- Supreme Court of the United States

Argued January 13, 2016 Decided June 9, 2016
- Full case name: Commonwealth of Puerto Rico, Petitioner v. Luis M. Sanchez Valle, et al.
- Docket no.: 15-108
- Citations: 579 U.S. 59 (more) 136 S. Ct. 1863; 195 L. Ed. 2d 179

Case history
- Prior: Pueblo v. Sanchez Valle, 192 D.P.R. 594, 2015 TSPR 25 (Mar. 20, 2015); cert. granted, 136 S. Ct. 28 (2015).

Holding
- The dual sovereignty doctrine does not apply to the U.S. territory of Puerto Rico. Therefore, the Double Jeopardy Clause bars Puerto Rico and the United States from successively prosecuting a single person for the same conduct under equivalent criminal laws.

Court membership
- Chief Justice John Roberts Associate Justices Anthony Kennedy · Clarence Thomas Ruth Bader Ginsburg · Stephen Breyer Samuel Alito · Sonia Sotomayor Elena Kagan

Case opinions
- Majority: Kagan, joined by Roberts, Kennedy, Ginsburg, Alito
- Concurrence: Ginsburg, joined by Thomas
- Concurrence: Thomas (in part)
- Dissent: Breyer, joined by Sotomayor

Laws applied
- U.S. Const. amend. V; Puerto Rico Arms Act of 2000

= Puerto Rico v. Sanchez Valle =

Puerto Rico v. Sanchez Valle, 579 U.S. 59 (2016), is a criminal case that came before the Supreme Court of the United States, which considered whether Puerto Rico and the federal government of the United States are separate sovereigns for purposes of the Double Jeopardy Clause of the United States Constitution.

In essence, the clause establishes that an individual cannot be tried for the same offense twice under the same sovereignty.

The petitioner claimed that Puerto Rico has a different sovereignty because of its political status while others claimed that it does not, including the respondent, the Supreme Court of Puerto Rico, and the Solicitor General of the United States.

In a 6–2 decision, the Court affirmed that the Double Jeopardy Clause bars Puerto Rico and the United States from successively prosecuting the same person for the same conduct under equivalent criminal laws.

The decision was affirmed 6-2 in an opinion by Justice Kagan on June 9, 2016. Justice Ginsburg filed a concurring opinion in which Justice Thomas joined. Justice Thomas filed an opinion, concurring in part and concurring in the judgment.

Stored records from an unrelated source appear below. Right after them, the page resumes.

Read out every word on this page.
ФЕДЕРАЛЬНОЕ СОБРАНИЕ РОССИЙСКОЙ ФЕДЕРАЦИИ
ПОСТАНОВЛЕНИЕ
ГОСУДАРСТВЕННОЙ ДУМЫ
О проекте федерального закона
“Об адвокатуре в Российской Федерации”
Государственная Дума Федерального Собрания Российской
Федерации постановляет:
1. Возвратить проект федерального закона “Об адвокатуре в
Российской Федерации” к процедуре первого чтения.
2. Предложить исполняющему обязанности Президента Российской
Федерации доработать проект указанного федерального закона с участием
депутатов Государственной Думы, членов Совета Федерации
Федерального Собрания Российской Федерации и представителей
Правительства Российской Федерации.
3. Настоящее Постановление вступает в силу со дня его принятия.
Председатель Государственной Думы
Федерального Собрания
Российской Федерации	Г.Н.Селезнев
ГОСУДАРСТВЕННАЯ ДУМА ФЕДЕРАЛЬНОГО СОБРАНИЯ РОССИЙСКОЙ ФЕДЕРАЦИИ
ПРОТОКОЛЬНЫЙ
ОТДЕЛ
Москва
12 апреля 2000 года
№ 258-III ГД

Justice Breyer filed a dissenting opinion in which Justice Sotomayor joined.

== Political implications ==
The argument appears to diminish the independent authority to prosecute criminal laws that the government of Puerto Rico thought that it had since the Puerto Rico Federal Relations Act of 1950 and subsequent ratification of the Constitution of Puerto Rico in 1952.